We are moving into a world where the number of vulnerable devices is enormous, the number of under-maintained routers is enormous, and the tools for finding and exploiting weaknesses are getting faster and smarter.
Rebooting a router may help temporarily in some cases. Updating firmware helps more. Disabling unnecessary services helps. Replacing end-of-life hardware helps. Using strong passwords helps. But the larger issue is that the entire consumer-router ecosystem has been treated too casually for too long.
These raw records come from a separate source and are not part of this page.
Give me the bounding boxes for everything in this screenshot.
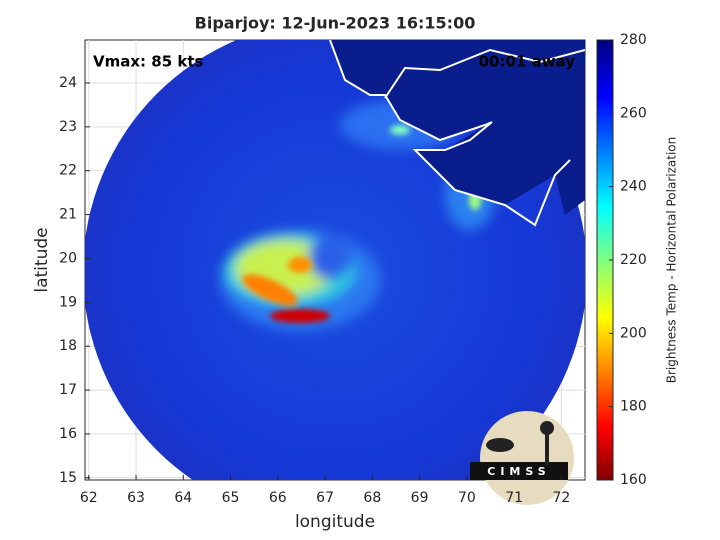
y-tick-label: 18 [59,338,77,354]
logo: CIMSS [470,411,574,505]
imagery [85,40,585,480]
y-tick-label: 24 [59,75,77,91]
colorbar-tick-label: 160 [620,472,647,488]
x-tick-label: 67 [316,490,334,506]
colorbar-tick-label: 180 [620,399,647,415]
colorbar-tick-label: 220 [620,252,647,268]
x-tick-label: 72 [552,490,570,506]
x-tick-label: 62 [80,490,98,506]
y-tick-label: 17 [59,382,77,398]
x-axis-label: longitude [295,512,375,532]
x-tick-label: 70 [458,490,476,506]
y-tick-label: 23 [59,119,77,135]
x-tick-label: 66 [269,490,287,506]
y-tick-label: 19 [59,294,77,310]
x-tick-label: 63 [127,490,145,506]
logo-text: CIMSS [487,465,550,478]
x-tick-label: 65 [222,490,240,506]
x-tick-label: 68 [363,490,381,506]
y-tick-label: 15 [59,470,77,486]
annotation: Vmax: 85 kts [93,53,203,71]
y-tick-label: 22 [59,163,77,179]
y-tick-label: 21 [59,207,77,223]
colorbar-label: Brightness Temp - Horizontal Polarizatio… [665,137,679,384]
x-tick-label: 71 [505,490,523,506]
y-tick-label: 16 [59,426,77,442]
colorbar-tick-label: 260 [620,105,647,121]
x-tick-label: 69 [411,490,429,506]
x-tick-label: 64 [174,490,192,506]
chart-title: Biparjoy: 12-Jun-2023 16:15:00 [195,14,476,33]
colorbar-tick-label: 200 [620,325,647,341]
colorbar-tick-label: 240 [620,179,647,195]
y-tick-label: 20 [59,250,77,266]
annotation: 00:01 away [479,53,576,71]
y-axis-label: latitude [32,227,52,292]
colorbar-tick-label: 280 [620,32,647,48]
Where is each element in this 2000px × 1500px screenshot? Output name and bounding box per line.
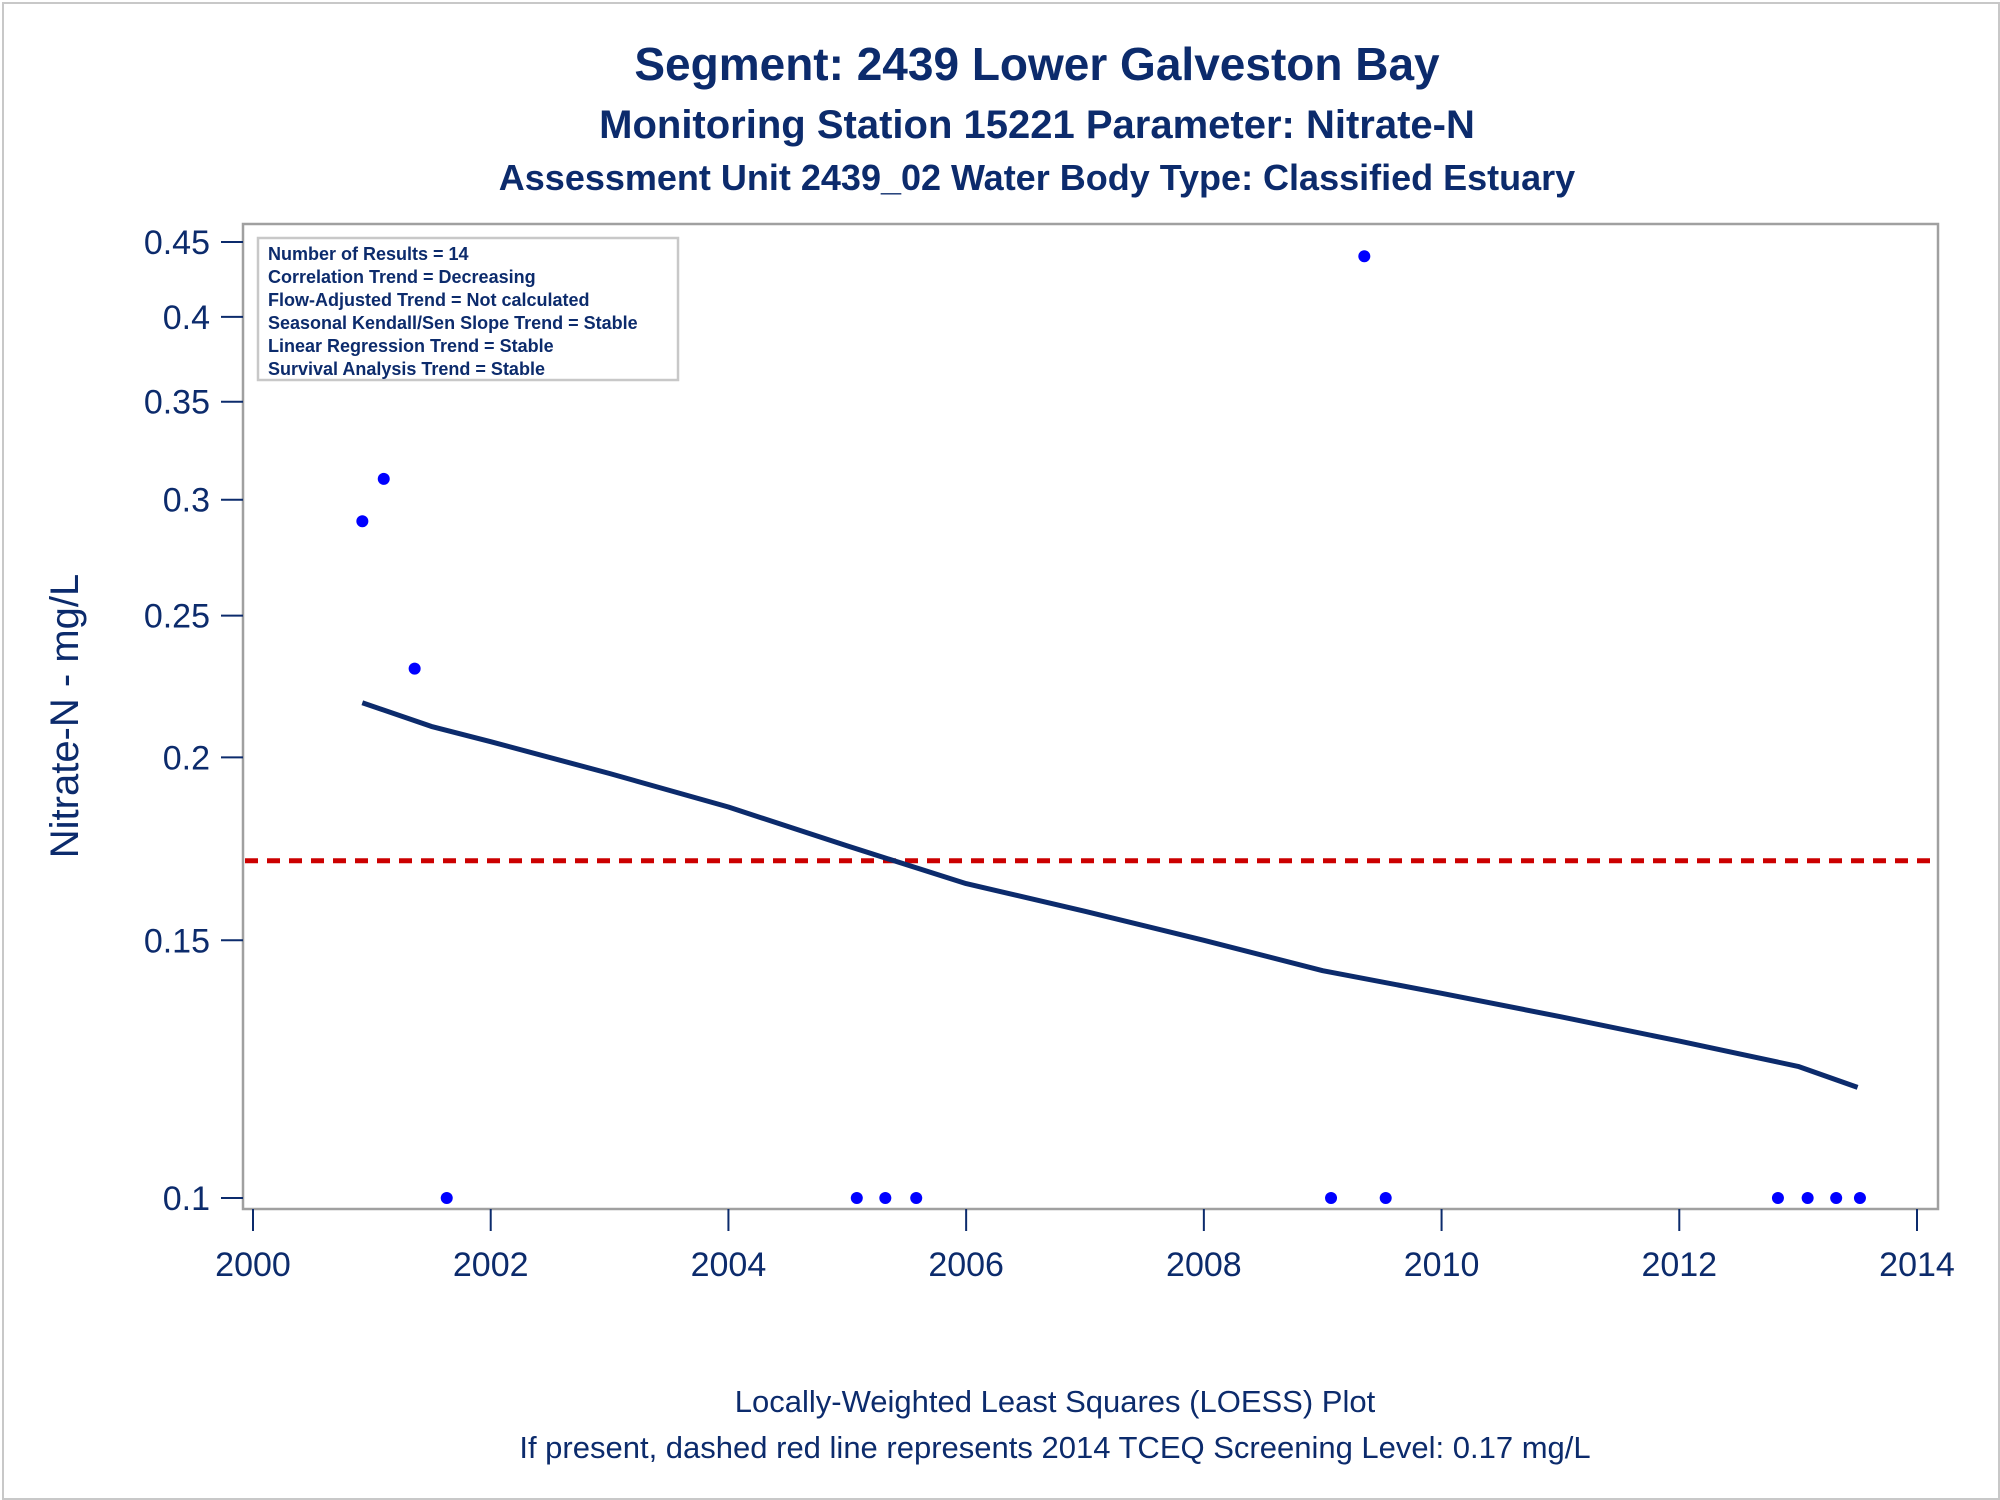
data-point (356, 515, 369, 528)
data-point (1358, 250, 1371, 263)
x-tick-label: 2004 (691, 1246, 767, 1284)
data-point (440, 1192, 453, 1204)
x-tick-label: 2012 (1641, 1246, 1717, 1284)
data-point (879, 1192, 892, 1204)
stats-line-correlation: Correlation Trend = Decreasing (268, 267, 536, 287)
y-tick-label: 0.4 (163, 299, 210, 337)
chart-subtitle-station: Monitoring Station 15221 Parameter: Nitr… (599, 103, 1475, 147)
stats-line-survival: Survival Analysis Trend = Stable (268, 359, 545, 379)
y-tick-label: 0.45 (144, 224, 210, 262)
data-point (910, 1192, 923, 1204)
data-point (1853, 1192, 1866, 1204)
plot-area (241, 222, 1940, 1211)
stats-line-linear-regression: Linear Regression Trend = Stable (268, 336, 554, 356)
stats-box (256, 236, 680, 382)
stats-line-seasonal-kendall: Seasonal Kendall/Sen Slope Trend = Stabl… (268, 313, 638, 333)
footnote-screening: If present, dashed red line represents 2… (519, 1430, 1590, 1465)
data-point (1379, 1192, 1392, 1204)
data-point (1801, 1192, 1814, 1204)
y-tick-label: 0.15 (144, 922, 210, 960)
y-axis: 0.1 0.15 0.2 0.25 0.3 0.35 0.4 0.45 (144, 224, 243, 1218)
data-point (850, 1192, 863, 1204)
y-tick-label: 0.25 (144, 598, 210, 636)
y-tick-label: 0.35 (144, 384, 210, 422)
x-tick-label: 2008 (1166, 1246, 1242, 1284)
data-point (377, 472, 390, 485)
stats-line-flow-adjusted: Flow-Adjusted Trend = Not calculated (268, 290, 590, 310)
x-tick-label: 2006 (928, 1246, 1004, 1284)
x-tick-label: 2000 (215, 1246, 291, 1284)
y-axis-label: Nitrate-N - mg/L (43, 574, 87, 859)
data-point (1325, 1192, 1338, 1204)
data-point (1771, 1192, 1784, 1204)
x-axis: 2000 2002 2004 2006 2008 2010 2012 2014 (215, 1209, 1955, 1284)
x-tick-label: 2014 (1879, 1246, 1955, 1284)
y-tick-label: 0.3 (163, 482, 210, 520)
data-points (356, 250, 1866, 1204)
chart-title: Segment: 2439 Lower Galveston Bay (634, 38, 1440, 90)
x-tick-label: 2010 (1404, 1246, 1480, 1284)
y-tick-label: 0.2 (163, 739, 210, 777)
y-tick-label: 0.1 (163, 1180, 210, 1218)
data-point (408, 662, 421, 675)
data-point (1830, 1192, 1843, 1204)
chart-subtitle-assessment: Assessment Unit 2439_02 Water Body Type:… (499, 157, 1575, 198)
x-tick-label: 2002 (453, 1246, 529, 1284)
stats-line-results: Number of Results = 14 (268, 244, 469, 264)
loess-curve (361, 700, 1859, 1090)
footnote-loess: Locally-Weighted Least Squares (LOESS) P… (735, 1384, 1376, 1419)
This reminds me Biblically of the chaos created by the Tower of Babel and the kind of global confusion and control predicted in Revelation. Technology keeps promising connection, efficiency, intelligence, and convenience, but it also keeps creating new layers of dependency, fragility, surveillance, and centralized control.
It will get worse before it gets better.
And sadly, I believe this kind of escalating cyber chaos, combined with AI, surveillance, financial control, and global insecurity, will help open the door to a "New World Order" which ultimately ushers in the Antichrist.
All IMHO.
[https://www.forbes.com/sites/zakdoffman/2026/04/09/nsa-warning-reboot-your-internet-router-now/](https://www.forbes.com/sites/zakdoffman/2026/04/09/nsa-warning-reboot-your-internet-router-now/)
"Don't be a victim!" America's spy agency warns citizens — you must act now.